C’est l’après-midi en été, assez tard. Devant moi, il y a une rue déserte bordée de villas muettes. Je marche sur un trottoir couvert de gravier blanc. J’entends sonner un clocher, mais je ne peux pas dire de quel côté. Il y a beaucoup de rues qui se coupent à angle droit.

Quelqu’un devant moi marche sur le même trottoir et vient à ma rencontre. C’est une jeune femme. Elle sourit et me tend les mains.

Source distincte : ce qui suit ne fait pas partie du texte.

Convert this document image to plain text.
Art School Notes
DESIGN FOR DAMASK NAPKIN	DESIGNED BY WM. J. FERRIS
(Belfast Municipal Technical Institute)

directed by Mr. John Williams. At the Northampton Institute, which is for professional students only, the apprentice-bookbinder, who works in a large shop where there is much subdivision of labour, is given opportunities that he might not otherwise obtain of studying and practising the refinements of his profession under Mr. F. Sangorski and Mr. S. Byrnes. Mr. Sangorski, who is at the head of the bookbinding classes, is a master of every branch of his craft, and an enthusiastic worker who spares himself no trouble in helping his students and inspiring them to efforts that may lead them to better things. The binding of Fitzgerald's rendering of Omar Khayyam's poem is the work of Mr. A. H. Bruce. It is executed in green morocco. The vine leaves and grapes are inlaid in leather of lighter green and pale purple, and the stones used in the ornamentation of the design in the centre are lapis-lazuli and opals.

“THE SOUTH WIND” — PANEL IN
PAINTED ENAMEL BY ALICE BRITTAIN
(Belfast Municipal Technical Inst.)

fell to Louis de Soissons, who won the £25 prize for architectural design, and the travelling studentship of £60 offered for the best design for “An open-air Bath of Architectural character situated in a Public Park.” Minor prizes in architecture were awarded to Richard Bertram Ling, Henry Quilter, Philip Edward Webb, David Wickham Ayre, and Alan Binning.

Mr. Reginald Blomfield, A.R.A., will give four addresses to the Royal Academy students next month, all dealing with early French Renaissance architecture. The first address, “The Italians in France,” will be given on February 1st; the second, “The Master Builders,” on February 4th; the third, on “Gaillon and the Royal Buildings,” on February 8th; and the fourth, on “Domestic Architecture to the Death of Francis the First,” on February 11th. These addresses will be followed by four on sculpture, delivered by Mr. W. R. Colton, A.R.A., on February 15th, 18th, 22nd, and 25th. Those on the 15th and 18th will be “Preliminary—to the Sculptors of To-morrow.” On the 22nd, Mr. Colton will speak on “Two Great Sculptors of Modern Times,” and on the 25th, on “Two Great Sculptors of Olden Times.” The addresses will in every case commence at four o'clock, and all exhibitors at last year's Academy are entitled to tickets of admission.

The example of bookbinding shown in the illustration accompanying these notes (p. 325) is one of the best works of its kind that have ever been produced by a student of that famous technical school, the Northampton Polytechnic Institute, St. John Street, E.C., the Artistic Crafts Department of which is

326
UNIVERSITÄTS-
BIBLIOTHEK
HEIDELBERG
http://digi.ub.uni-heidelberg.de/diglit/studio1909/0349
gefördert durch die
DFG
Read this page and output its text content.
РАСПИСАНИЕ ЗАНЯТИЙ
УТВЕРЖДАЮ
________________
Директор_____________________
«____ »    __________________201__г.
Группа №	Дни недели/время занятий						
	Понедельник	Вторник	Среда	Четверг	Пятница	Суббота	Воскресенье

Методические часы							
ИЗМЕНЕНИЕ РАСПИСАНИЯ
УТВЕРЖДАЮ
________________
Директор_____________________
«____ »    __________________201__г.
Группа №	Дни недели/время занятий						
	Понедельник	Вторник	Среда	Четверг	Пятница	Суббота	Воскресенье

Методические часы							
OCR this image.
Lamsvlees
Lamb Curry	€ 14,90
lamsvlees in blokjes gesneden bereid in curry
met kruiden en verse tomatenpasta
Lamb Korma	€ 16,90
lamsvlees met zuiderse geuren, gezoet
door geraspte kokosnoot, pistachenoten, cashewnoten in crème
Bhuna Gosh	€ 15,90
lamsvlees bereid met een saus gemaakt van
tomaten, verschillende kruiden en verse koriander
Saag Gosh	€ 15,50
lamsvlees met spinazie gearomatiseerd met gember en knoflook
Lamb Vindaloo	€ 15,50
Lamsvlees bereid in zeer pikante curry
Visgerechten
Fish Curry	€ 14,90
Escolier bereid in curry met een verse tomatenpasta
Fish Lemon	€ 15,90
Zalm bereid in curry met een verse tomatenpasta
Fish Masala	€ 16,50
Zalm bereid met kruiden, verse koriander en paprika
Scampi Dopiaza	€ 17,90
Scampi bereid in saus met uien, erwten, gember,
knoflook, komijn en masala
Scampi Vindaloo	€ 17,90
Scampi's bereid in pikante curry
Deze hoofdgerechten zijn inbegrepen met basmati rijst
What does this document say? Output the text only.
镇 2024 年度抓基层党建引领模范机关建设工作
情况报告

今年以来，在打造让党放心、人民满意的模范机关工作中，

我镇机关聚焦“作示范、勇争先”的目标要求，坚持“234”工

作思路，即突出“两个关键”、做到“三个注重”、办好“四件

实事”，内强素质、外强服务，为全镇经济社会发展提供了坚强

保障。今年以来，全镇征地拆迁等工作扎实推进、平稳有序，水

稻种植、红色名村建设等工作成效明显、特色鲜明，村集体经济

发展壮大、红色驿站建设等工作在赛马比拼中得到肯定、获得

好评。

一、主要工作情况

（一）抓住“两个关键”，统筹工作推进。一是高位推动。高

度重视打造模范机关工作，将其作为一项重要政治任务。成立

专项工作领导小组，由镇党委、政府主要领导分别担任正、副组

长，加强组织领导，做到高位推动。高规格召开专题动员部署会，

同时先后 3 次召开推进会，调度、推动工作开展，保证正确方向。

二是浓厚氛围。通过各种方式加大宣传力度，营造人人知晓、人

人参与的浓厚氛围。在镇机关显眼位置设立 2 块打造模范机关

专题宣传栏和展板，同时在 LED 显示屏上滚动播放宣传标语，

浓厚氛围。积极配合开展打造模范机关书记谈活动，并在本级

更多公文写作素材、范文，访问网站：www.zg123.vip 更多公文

— Bonjour! Vous venez d’arriver? C’est moi qui est été désignée pour vous accueillir.

— Par qui?

— Mais par vous et par moi, puisque nous venons de nous rencontrer. Venez, je vous mène chez vous, vous verrez les autres demain. Appelez-moi Julie.

Chez moi, après avoir tourné plusieurs fois dans des allées désertes, c’était une petite maison à un étage. Nous ne sommes pas allés au perron, mais à une petite porte de sous-sol un peu enterrée. Julie a ouvert, et dès que j’étais entrée elle a refermé derrière moi. Je me suis retrouvée seule dans le noir et j’ai dû m’endormir parce que je ne me souviens de rien d’autre.

Il y a eu presque de l’animation dans notre quartier l’autre jour. Perle, François, un autre monsieur dont je ne sais pas le nom, avaient décidé de partir ensemble. Nous les avons accompagnés jusqu’au portail.

Ils plaisantaient et riaient entre eux. Quand ils ont eu passé la porte, Patrick a ri drôlement. C’est la première fois que nous voyons partir un groupe. En tout cas depuis que je suis là.

Mais si ça fait longtemps ou pas longtemps, je m’aperçois que je n’en sais rien. On disait la fuite du temps. Ici le temps nous a fui. Ça ne facilite pas ma tâche d’historienne.

J’ai revu Perle au détours d’une allée. Leur retour a été moins gai que leur départ. C’est comme moi avec Manfred. Le monsieur dont je ne sais pas le nom voulait retrouver sa maison. Ils ont marché dans les environs d’une ville. Il avait dû se tromper de ville, parce qu’il n’a rien reconnu. En fait, c’est pire, il n’a rien reconnu de façon sûre. Nous sommes très loin de cet autre monde, même si nous pouvons le visiter.